Prima di accettare l’incarico, Bruno Munari volle accertarsi che le favole funzionassero davvero al telefono, così se le fece leggere da Gianni Rodari in persona. E mentre ascoltava, con la cornetta tenuta stretta fra l’orecchio e la spalla, Munari scarabocchiava su un foglio usando una matita rosso-blu e una grigia. Disegnava proprio come capita a molti, quando sono al telefono e scarabocchiano qualcosa sovrappensiero.
“La parola agì” e la mano dell’illustratore seguì i moti suggeriti dalle parole, e fu proprio così che nacquero i bellissimi “schizzi” di questo libro ormai divenuto un classico.
Nel corso degli ultimi cinquant’anni sono state redatte molte altre edizioni della Favole al telefono: illustratori come Altan, Simona Mullazzani e perfino il grande Quentin Blake sono stati chiamati ad illustrare questa raccolta di piccoli capolavori, ma nessuno di loro è riuscito, a mio avviso, a rendere con altrettanta eloquenza e altrettanto talento la vera essenza delle Favole al telefono come Bruno Munari.
Per questo in libreria teniamo solo le edizioni illustrate da Bruno Munari, quelle con la copertina bianca al centro della quale campeggia la mascherina numerica di un telefono a gettoni.

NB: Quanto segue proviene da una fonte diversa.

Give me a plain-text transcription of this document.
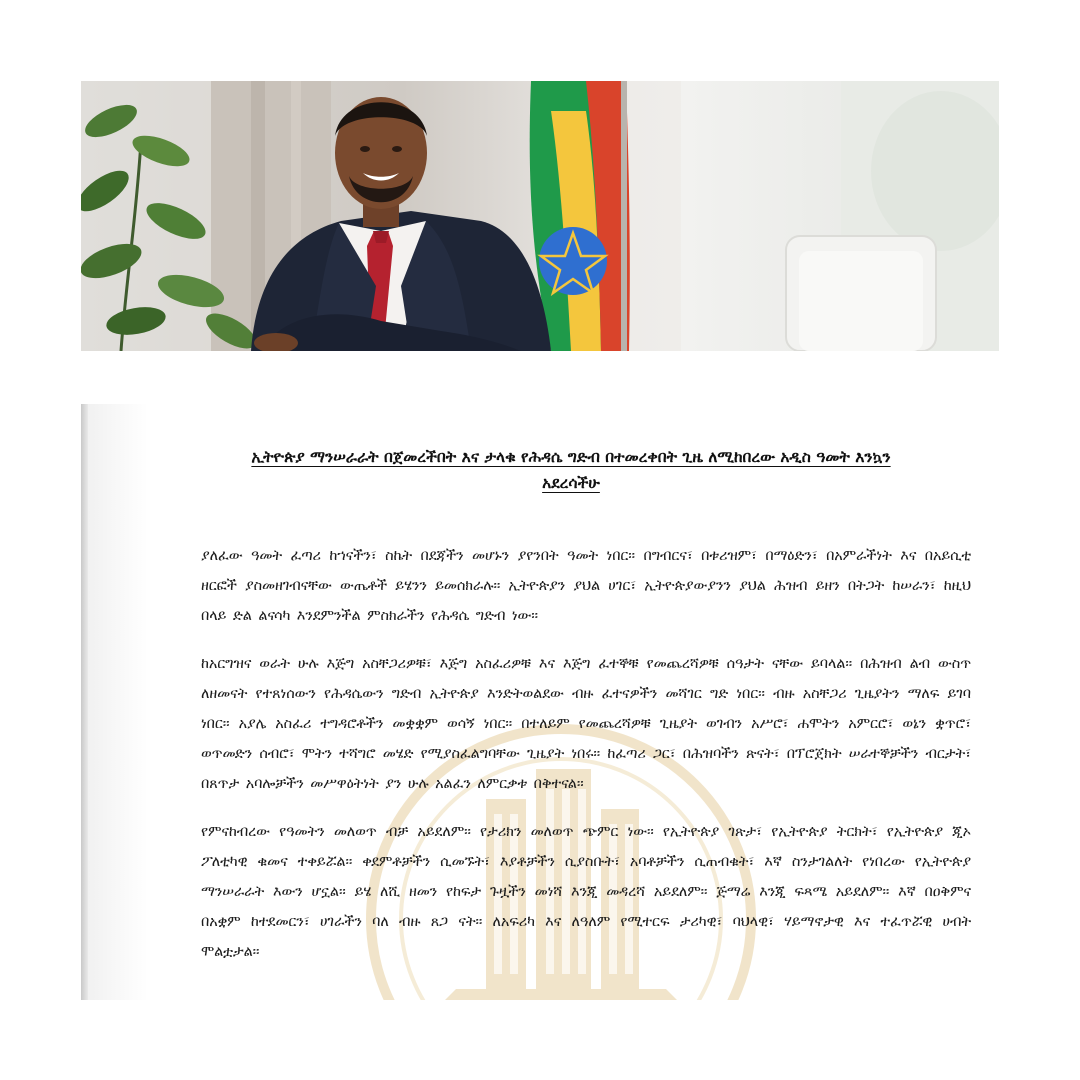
ኢትዮጵያ ማንሠራራት በጀመረችበት እና ታላቁ የሕዳሴ ግድብ በተመረቀበት ጊዜ ለሚከበረው አዲስ ዓመት እንኳን አደረሳችሁ

ያለፈው ዓመት ፈጣሪ ከኀናችን፣ ስኬት በደጃችን መሆኑን ያየንበት ዓመት ነበር፡፡ በግብርና፣ በቱሪዝም፣ በማዕድን፣ በአምራችነት እና በአይሲቲ ዘርፎች ያስመዘገብናቸው ውጤቶች ይሄንን ይመሰክራሉ፡፡ ኢትዮጵያን ያህል ሀገር፣ ኢትዮጵያውያንን ያህል ሕዝብ ይዘን በትጋት ከሠራን፣ ከዚህ በላይ ድል ልናሳካ እንደምንችል ምስክራችን የሕዳሴ ግድብ ነው፡፡

ከአርግዝና ወራት ሁሉ እጅግ አስቸጋሪዎቹ፣ እጅግ አስፈሪዎቹ እና እጅግ ፈተኞቹ የመጨረሻዎቹ ሰዓታት ናቸው ይባላል፡፡ በሕዝብ ልብ ውስጥ ለዘመናት የተጸነሰውን የሕዳሴውን ግድብ ኢትዮጵያ እንድትወልደው ብዙ ፈተናዎችን መሻገር ግድ ነበር፡፡ ብዙ አስቸጋሪ ጊዜያትን ማለፍ ይገባ ነበር፡፡ አያሌ አስፈሪ ተግዳሮቶችን መቋቋም ወሳኝ ነበር፡፡ በተለይም የመጨረሻዎቹ ጊዜያት ወገብን አሥሮ፣ ሐሞትን አምርሮ፣ ወኔን ቋጥሮ፣ ወጥመድን ሰብሮ፣ ሞትን ተሻግሮ መሄድ የሚያስፈልግባቸው ጊዜያት ነበሩ፡፡ ከፈጣሪ ጋር፣ በሕዝባችን ጽናት፣ በፕሮጀክት ሠራተኞቻችን ብርታት፣ በጸጥታ አባሎቻችን መሥዋዕትነት ያን ሁሉ አልፈን ለምርቃቱ በቅተናል፡፡

የምናከብረው የዓመትን መለወጥ ብቻ አይደለም፡፡ የታሪክን መለወጥ ጭምር ነው፡፡ የኢትዮጵያ ገጽታ፣ የኢትዮጵያ ትርክት፣ የኢትዮጵያ ጂኦ ፖለቲካዊ ቁመና ተቀይሯል፡፡ ቀደምቶቻችን ሲመኙት፣ እያቶቻችን ሲያስቡት፣ አባቶቻችን ሲጠብቁት፣ እኛ ስንታገልለት የነበረው የኢትዮጵያ ማንሠራራት እውን ሆኗል፡፡ ይሄ ለሺ ዘመን የከፍታ ጉዟችን መነሻ እንጂ መዳረሻ አይደለም፡፡ ጅማሬ እንጂ ፍጻሜ አይደለም፡፡ እኛ በዐቅምና በአቋም ከተደመርን፣ ሀገራችን ባለ ብዙ ጸጋ ናት፡፡ ለአፍሪካ እና ለዓለም የሚተርፍ ታሪካዊ፣ ባህላዊ፣ ሃይማኖታዊ እና ተፈጥሯዊ ሀብት ሞልቷታል፡፡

Molti bambini non possono ricordare come erano fatti i vecchi telefoni, ma noi, librai nati negli anni ’70, rammentiamo bene le lunghe file alla cabina telefonica quando d’estate si andava in vacanza con i nonni, e ti venivano affidati quei pesanti gettoni color bronzo con la scanalatura centrale del valore di 200 lire, in grado di imprimere alla tua mano il loro odore ferroso ben più a lungo del tempo della telefonata. E ricordiamo anche il vecchio e buon telefono di casa grigio con la tastiera girevole e la cornetta con il filo sempre troppo corto… quante storie ascoltava quella cornetta! Mentre la mamma in sottofondo intimava di chiudere perché si stava spendendo troppo di bolletta. Ma con le “Favole al telefono” di Gianni Rodari l’unico rischio che si corre è quello di volerne ascoltare ancora e ancora prima di chiudere gli occhi… tanto sono gratis.